#

Evaluation

Fall detection

ML model:

As the original dataset is extremely imbalanced, the ratio of the minority (falls event) and the majority of samples (normal behaviors) is 0.0576. Therefore, evaluation by the commonly used accuracy is meaningless and misleading. By our further study, we choose F1- score as our main metric to evaluate the performance of the model.

As F1-score values equally on precision and recall, we expect our model can capture all the potential fall events. To reach this aim, we need a model with recall (sensitivity) as high as possible, and a relatively high precision to reduce false alarm. So, our basic methodology is that firstly through the value of F1-score, we could get an intuitive reflection on how the model performs and by further checking the precision and sensitivity to determine whether the model should be adopted. The final result on average has a F1-score of 0.941 (10-fold stratified), and the corresponded recall and precision respectively are 0.998 and 0.891. Although it is difficult to find a past research that has used the same dataset and same metric, most of previous research do take sensitivity and specificity as their metrics. Also, we cannot confirm what dataset they used in some of the research. As a comparison, we calculated the specificity and sensitivity of our model with best F1-score and the result is presented in the table on the right.


App:

We have integrated the app interface with the fall-detection backend. Therefore, we are able to do quantitative tests on different scenarios.

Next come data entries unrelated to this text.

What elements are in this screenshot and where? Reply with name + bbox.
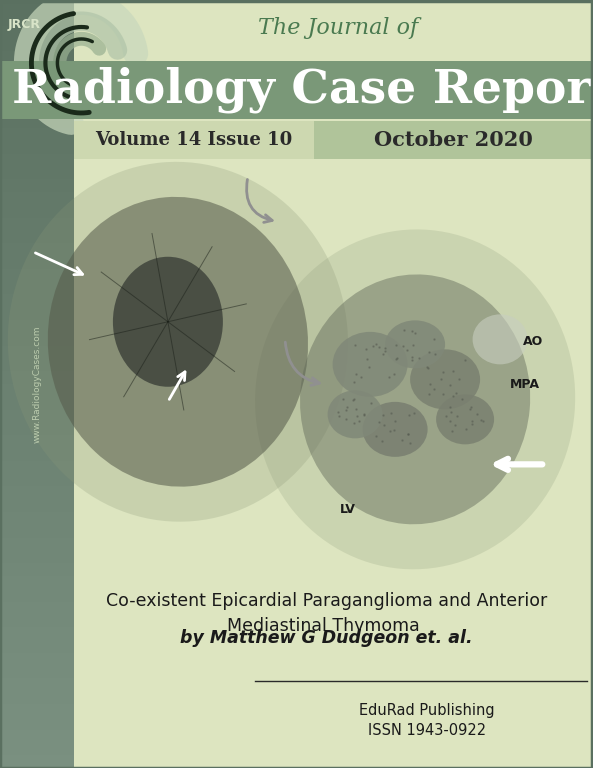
Bar bbox=[0, 38, 74, 51]
Ellipse shape bbox=[436, 394, 494, 445]
Bar bbox=[0, 63, 74, 77]
Bar bbox=[0, 12, 74, 25]
Text: Co-existent Epicardial Paraganglioma and Anterior
Mediastinal Thymoma: Co-existent Epicardial Paraganglioma and… bbox=[106, 592, 547, 635]
Bar bbox=[0, 332, 74, 346]
Bar bbox=[0, 664, 74, 678]
Text: MPA: MPA bbox=[510, 378, 540, 391]
Ellipse shape bbox=[48, 197, 308, 487]
Bar bbox=[0, 0, 74, 13]
Bar bbox=[0, 204, 74, 217]
Bar bbox=[0, 511, 74, 525]
Text: EduRad Publishing
ISSN 1943-0922: EduRad Publishing ISSN 1943-0922 bbox=[359, 703, 495, 737]
Bar bbox=[0, 409, 74, 422]
Bar bbox=[0, 716, 74, 730]
Bar bbox=[0, 472, 74, 486]
Ellipse shape bbox=[300, 274, 530, 525]
Text: October 2020: October 2020 bbox=[374, 130, 533, 150]
Text: The Journal of: The Journal of bbox=[258, 17, 418, 39]
Bar bbox=[0, 396, 74, 409]
Bar bbox=[0, 293, 74, 307]
Bar bbox=[0, 460, 74, 474]
Ellipse shape bbox=[113, 257, 223, 387]
Bar bbox=[0, 562, 74, 576]
Bar bbox=[0, 575, 74, 589]
Text: Radiology Case Reports: Radiology Case Reports bbox=[12, 67, 593, 114]
Bar bbox=[0, 114, 74, 128]
Ellipse shape bbox=[333, 332, 407, 397]
Bar bbox=[0, 549, 74, 563]
Bar bbox=[0, 357, 74, 371]
Text: by Matthew G Dudgeon et. al.: by Matthew G Dudgeon et. al. bbox=[180, 630, 473, 647]
Bar bbox=[0, 383, 74, 397]
Bar bbox=[0, 101, 74, 115]
Bar bbox=[0, 447, 74, 461]
Bar bbox=[0, 741, 74, 755]
Bar bbox=[0, 485, 74, 499]
Ellipse shape bbox=[473, 314, 528, 364]
Bar bbox=[0, 537, 74, 551]
Bar bbox=[0, 153, 74, 167]
Text: JRCR: JRCR bbox=[8, 18, 41, 31]
Bar bbox=[0, 127, 74, 141]
Bar bbox=[74, 121, 314, 159]
Ellipse shape bbox=[410, 349, 480, 409]
Ellipse shape bbox=[327, 390, 382, 439]
Bar bbox=[0, 191, 74, 205]
Bar bbox=[0, 754, 74, 768]
Bar bbox=[0, 677, 74, 691]
Bar bbox=[0, 255, 74, 269]
Bar bbox=[0, 306, 74, 320]
Bar bbox=[0, 703, 74, 717]
Bar bbox=[0, 524, 74, 538]
Bar bbox=[0, 61, 593, 119]
Text: AO: AO bbox=[523, 335, 543, 348]
Bar bbox=[0, 76, 74, 90]
Text: www.RadiologyCases.com: www.RadiologyCases.com bbox=[33, 326, 42, 442]
Bar bbox=[0, 729, 74, 743]
Bar bbox=[0, 601, 74, 614]
Bar bbox=[0, 230, 74, 243]
Bar bbox=[0, 242, 74, 256]
Bar bbox=[0, 614, 74, 627]
Bar bbox=[0, 140, 74, 154]
Bar bbox=[0, 268, 74, 282]
Bar bbox=[0, 690, 74, 704]
Bar bbox=[0, 319, 74, 333]
Ellipse shape bbox=[8, 162, 348, 521]
Bar bbox=[0, 588, 74, 601]
Bar bbox=[0, 626, 74, 640]
Bar bbox=[0, 345, 74, 359]
Bar bbox=[0, 50, 74, 64]
Bar bbox=[0, 434, 74, 448]
Bar bbox=[0, 422, 74, 435]
Bar bbox=[0, 217, 74, 230]
Text: Volume 14 Issue 10: Volume 14 Issue 10 bbox=[95, 131, 293, 149]
Ellipse shape bbox=[385, 320, 445, 369]
Bar bbox=[0, 280, 74, 294]
Bar bbox=[0, 498, 74, 512]
Bar bbox=[0, 652, 74, 666]
Bar bbox=[314, 121, 593, 159]
Bar bbox=[0, 165, 74, 179]
Bar bbox=[0, 178, 74, 192]
Ellipse shape bbox=[362, 402, 428, 457]
Ellipse shape bbox=[255, 230, 575, 569]
Bar bbox=[0, 88, 74, 102]
Bar bbox=[0, 639, 74, 653]
Text: LV: LV bbox=[340, 503, 356, 516]
Bar bbox=[0, 25, 74, 38]
Bar bbox=[0, 370, 74, 384]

Please note that these tests mainly aim to test the usability of the fall-detection function but not the reliability or correctness (to prove these we obviously need to do more systematic tests with more scenarios and trial times). The test results contain two scenarios:
The first scenario is physically dropping the phone from a certain height with a pad on the ground as a buffer. The second scenario is that carrying the phone (in pocket) and performing 4 types of fall trials which contains:
FOL:
Fall forward from standing, use of hands to dampen fall.
FKL:
Fall forward from standing, first impact on knees.
BSC:
Fall backward while trying to sit on a chair.
SDL:
Fall side wards from standing, bending legs.

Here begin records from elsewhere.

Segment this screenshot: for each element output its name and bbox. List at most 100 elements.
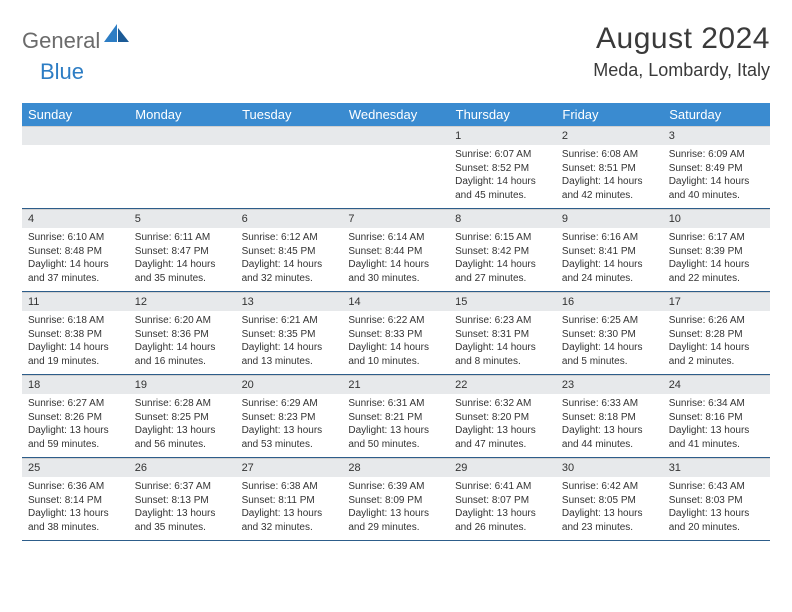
day-number: 11: [22, 292, 129, 311]
calendar-cell: 19Sunrise: 6:28 AMSunset: 8:25 PMDayligh…: [129, 375, 236, 458]
day-sunrise: Sunrise: 6:15 AM: [455, 231, 550, 245]
dow-tuesday: Tuesday: [236, 103, 343, 126]
day-sunrise: Sunrise: 6:25 AM: [562, 314, 657, 328]
day-daylight-l2: and 44 minutes.: [562, 438, 657, 452]
day-details: [22, 145, 129, 199]
day-daylight-l1: Daylight: 14 hours: [455, 258, 550, 272]
day-daylight-l2: and 20 minutes.: [669, 521, 764, 535]
day-details: Sunrise: 6:27 AMSunset: 8:26 PMDaylight:…: [22, 394, 129, 457]
day-daylight-l1: Daylight: 13 hours: [455, 507, 550, 521]
day-number: 23: [556, 375, 663, 394]
day-number: 4: [22, 209, 129, 228]
day-sunset: Sunset: 8:44 PM: [348, 245, 443, 259]
day-details: Sunrise: 6:14 AMSunset: 8:44 PMDaylight:…: [342, 228, 449, 291]
day-sunrise: Sunrise: 6:14 AM: [348, 231, 443, 245]
day-sunrise: Sunrise: 6:07 AM: [455, 148, 550, 162]
day-sunrise: Sunrise: 6:33 AM: [562, 397, 657, 411]
day-number: 9: [556, 209, 663, 228]
dow-monday: Monday: [129, 103, 236, 126]
calendar-cell: 12Sunrise: 6:20 AMSunset: 8:36 PMDayligh…: [129, 292, 236, 375]
day-number: 19: [129, 375, 236, 394]
day-details: Sunrise: 6:23 AMSunset: 8:31 PMDaylight:…: [449, 311, 556, 374]
calendar-cell: 26Sunrise: 6:37 AMSunset: 8:13 PMDayligh…: [129, 458, 236, 541]
day-number: 7: [342, 209, 449, 228]
day-daylight-l1: Daylight: 14 hours: [455, 341, 550, 355]
day-number: 30: [556, 458, 663, 477]
day-sunrise: Sunrise: 6:29 AM: [242, 397, 337, 411]
calendar-cell: 5Sunrise: 6:11 AMSunset: 8:47 PMDaylight…: [129, 209, 236, 292]
day-number: 14: [342, 292, 449, 311]
day-sunset: Sunset: 8:16 PM: [669, 411, 764, 425]
day-daylight-l1: Daylight: 14 hours: [455, 175, 550, 189]
day-number: 17: [663, 292, 770, 311]
calendar-cell: 6Sunrise: 6:12 AMSunset: 8:45 PMDaylight…: [236, 209, 343, 292]
calendar-cell: 21Sunrise: 6:31 AMSunset: 8:21 PMDayligh…: [342, 375, 449, 458]
day-daylight-l2: and 40 minutes.: [669, 189, 764, 203]
day-sunset: Sunset: 8:33 PM: [348, 328, 443, 342]
day-daylight-l2: and 13 minutes.: [242, 355, 337, 369]
day-daylight-l1: Daylight: 14 hours: [28, 341, 123, 355]
day-daylight-l2: and 23 minutes.: [562, 521, 657, 535]
day-daylight-l2: and 16 minutes.: [135, 355, 230, 369]
title-block: August 2024 Meda, Lombardy, Italy: [593, 22, 770, 81]
calendar-cell: 27Sunrise: 6:38 AMSunset: 8:11 PMDayligh…: [236, 458, 343, 541]
day-sunset: Sunset: 8:14 PM: [28, 494, 123, 508]
dow-wednesday: Wednesday: [342, 103, 449, 126]
day-daylight-l1: Daylight: 13 hours: [348, 507, 443, 521]
calendar-row: 25Sunrise: 6:36 AMSunset: 8:14 PMDayligh…: [22, 458, 770, 541]
day-sunset: Sunset: 8:39 PM: [669, 245, 764, 259]
calendar-cell: 16Sunrise: 6:25 AMSunset: 8:30 PMDayligh…: [556, 292, 663, 375]
day-daylight-l2: and 10 minutes.: [348, 355, 443, 369]
calendar-cell: 7Sunrise: 6:14 AMSunset: 8:44 PMDaylight…: [342, 209, 449, 292]
day-daylight-l1: Daylight: 14 hours: [135, 341, 230, 355]
day-sunrise: Sunrise: 6:39 AM: [348, 480, 443, 494]
day-sunrise: Sunrise: 6:43 AM: [669, 480, 764, 494]
calendar-cell: 15Sunrise: 6:23 AMSunset: 8:31 PMDayligh…: [449, 292, 556, 375]
calendar-cell: 23Sunrise: 6:33 AMSunset: 8:18 PMDayligh…: [556, 375, 663, 458]
calendar-cell: 9Sunrise: 6:16 AMSunset: 8:41 PMDaylight…: [556, 209, 663, 292]
day-daylight-l1: Daylight: 14 hours: [242, 258, 337, 272]
day-sunrise: Sunrise: 6:21 AM: [242, 314, 337, 328]
day-sunrise: Sunrise: 6:28 AM: [135, 397, 230, 411]
day-details: [129, 145, 236, 199]
calendar-cell: 25Sunrise: 6:36 AMSunset: 8:14 PMDayligh…: [22, 458, 129, 541]
calendar-cell: 18Sunrise: 6:27 AMSunset: 8:26 PMDayligh…: [22, 375, 129, 458]
day-number: 31: [663, 458, 770, 477]
calendar-cell: 17Sunrise: 6:26 AMSunset: 8:28 PMDayligh…: [663, 292, 770, 375]
day-number: 1: [449, 126, 556, 145]
day-sunset: Sunset: 8:51 PM: [562, 162, 657, 176]
day-daylight-l1: Daylight: 14 hours: [348, 341, 443, 355]
day-daylight-l1: Daylight: 14 hours: [669, 341, 764, 355]
day-number: 27: [236, 458, 343, 477]
day-number: 18: [22, 375, 129, 394]
calendar-cell: 24Sunrise: 6:34 AMSunset: 8:16 PMDayligh…: [663, 375, 770, 458]
day-daylight-l1: Daylight: 14 hours: [562, 258, 657, 272]
day-sunset: Sunset: 8:25 PM: [135, 411, 230, 425]
day-sunset: Sunset: 8:31 PM: [455, 328, 550, 342]
day-daylight-l1: Daylight: 14 hours: [28, 258, 123, 272]
day-daylight-l1: Daylight: 14 hours: [562, 341, 657, 355]
day-sunrise: Sunrise: 6:12 AM: [242, 231, 337, 245]
day-daylight-l1: Daylight: 13 hours: [242, 424, 337, 438]
day-daylight-l1: Daylight: 14 hours: [135, 258, 230, 272]
day-sunrise: Sunrise: 6:18 AM: [28, 314, 123, 328]
day-daylight-l2: and 38 minutes.: [28, 521, 123, 535]
day-details: Sunrise: 6:32 AMSunset: 8:20 PMDaylight:…: [449, 394, 556, 457]
day-daylight-l1: Daylight: 13 hours: [348, 424, 443, 438]
day-number: 3: [663, 126, 770, 145]
day-number: 13: [236, 292, 343, 311]
day-sunset: Sunset: 8:13 PM: [135, 494, 230, 508]
day-daylight-l1: Daylight: 14 hours: [669, 175, 764, 189]
day-daylight-l1: Daylight: 13 hours: [455, 424, 550, 438]
day-daylight-l1: Daylight: 13 hours: [135, 507, 230, 521]
day-sunrise: Sunrise: 6:20 AM: [135, 314, 230, 328]
day-sunset: Sunset: 8:11 PM: [242, 494, 337, 508]
day-details: Sunrise: 6:29 AMSunset: 8:23 PMDaylight:…: [236, 394, 343, 457]
day-details: Sunrise: 6:18 AMSunset: 8:38 PMDaylight:…: [22, 311, 129, 374]
calendar-body: 1Sunrise: 6:07 AMSunset: 8:52 PMDaylight…: [22, 126, 770, 541]
location: Meda, Lombardy, Italy: [593, 60, 770, 81]
day-sunrise: Sunrise: 6:11 AM: [135, 231, 230, 245]
day-daylight-l2: and 22 minutes.: [669, 272, 764, 286]
day-sunset: Sunset: 8:09 PM: [348, 494, 443, 508]
day-sunrise: Sunrise: 6:34 AM: [669, 397, 764, 411]
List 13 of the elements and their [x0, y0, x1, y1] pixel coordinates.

As the result indicates, the performance of the fall detection classifier is not good as our expectation. More specifically, we found that the data we acquired from our App is incompatible with the data we used for training (MobiAct), which might be the reason for it. In our many trials, some features (for example the maximum SMVs) within a window period of time is greater than that value of we extracted from the whole training dataset. We have also found hints in a research study that compares different public datasets for fall detection system as seen in the figure below. We can see from this figure that the value of this feature is generally lower than the same in other datasets. To solve this incompatible issue, we need to combine other public dataset or to collect data by ourselves.

#

#








#
#

Hardware and Navigation

Hardware:

To measure the sturdiness of the frame stress tests were done with a load of 185lbs which is the full weight of a 70-year-old male in the 95th percentile of elderly people aged 60-80. Since the robot will never carry the user at once, this load is more than sufficient for testing purposes. The team has conducted an analysis on 3 different joints using 3 different metrics: 1st Principal Stress which helps understand the maximum tensile stress, Constraints and Load and Displacement.

Navigation:

The building of the occupancy grid was running multiple times in different environments using different parameters. We tested the number of scans needed to produce a good occupancy grid. We found that the bare minimum to visit all parts of the room was best. Too many scans would produce incomprehensible occupancy grids as can be seen in the figure.